Far too may of us wander through life a bit aimlessly. We make connections here and there along the way, but they don’t stick. Or your time between reconnecting is so far and few between, you don’t truly grow day-in-day-out by having that connection. We’re so caught up in our own musings and journey that it’s just an aimless meandering from one point to the next.
The power of the Internet is that it is giving more people a sense of purpose and aim in their lives than at any other point in history. We’re able to find and choose the people we want to connect to. We are able to shake off the traditional and powerful means of shackling us to another’s vision and control. We can dream up ideas and solutions to our personal pain and instantly share it with the whole world. We can empower ourselves to happiness on our own terms. Amateur radio operators have nothing on this generation’s ability to communicate across the globe.

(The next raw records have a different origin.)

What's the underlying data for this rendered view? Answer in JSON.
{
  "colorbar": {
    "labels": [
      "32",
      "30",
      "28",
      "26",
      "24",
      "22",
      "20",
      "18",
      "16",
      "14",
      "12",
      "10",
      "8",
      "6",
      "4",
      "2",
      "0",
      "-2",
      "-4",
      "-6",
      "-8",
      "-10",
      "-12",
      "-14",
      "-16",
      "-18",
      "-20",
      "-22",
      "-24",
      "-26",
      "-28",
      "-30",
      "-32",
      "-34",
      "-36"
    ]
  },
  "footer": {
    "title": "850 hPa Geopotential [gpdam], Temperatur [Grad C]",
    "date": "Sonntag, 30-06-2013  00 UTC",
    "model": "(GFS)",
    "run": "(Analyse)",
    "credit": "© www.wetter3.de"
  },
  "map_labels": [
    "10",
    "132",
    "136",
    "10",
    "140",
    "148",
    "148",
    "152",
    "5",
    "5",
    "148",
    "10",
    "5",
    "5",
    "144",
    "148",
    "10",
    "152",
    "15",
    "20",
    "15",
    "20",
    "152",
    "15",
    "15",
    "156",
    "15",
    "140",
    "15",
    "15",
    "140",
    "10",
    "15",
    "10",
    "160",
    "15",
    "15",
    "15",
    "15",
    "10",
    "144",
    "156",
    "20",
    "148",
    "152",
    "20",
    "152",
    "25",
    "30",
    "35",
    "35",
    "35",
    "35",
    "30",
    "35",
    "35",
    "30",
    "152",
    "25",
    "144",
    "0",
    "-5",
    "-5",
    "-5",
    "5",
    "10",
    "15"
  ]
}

We are able to connect with other human beings that will uplift and enrich our own lives and journeys. We are able to uplift and enrich another’s life by doing nothing more than sharing our own experience and journey.
Now let’s turn back to the idea of being a captain on your ship at sea, but this time, you can look out and see others with a beacon shining brightly from the bow of their ship, even in a dense fog. You can now choose to sail towards that beacon and hook up mid-sea, talk, share experiences, and make informed decisions about where you’re setting sail next. You can even choose to put a light on your ship to serve as a beacon to others and draw experiences to you. In short, with the Internet, we’re becoming catalysts to each other, urging us all on to a richer, fuller, happier journey through life.
That is power, people. How will you use it?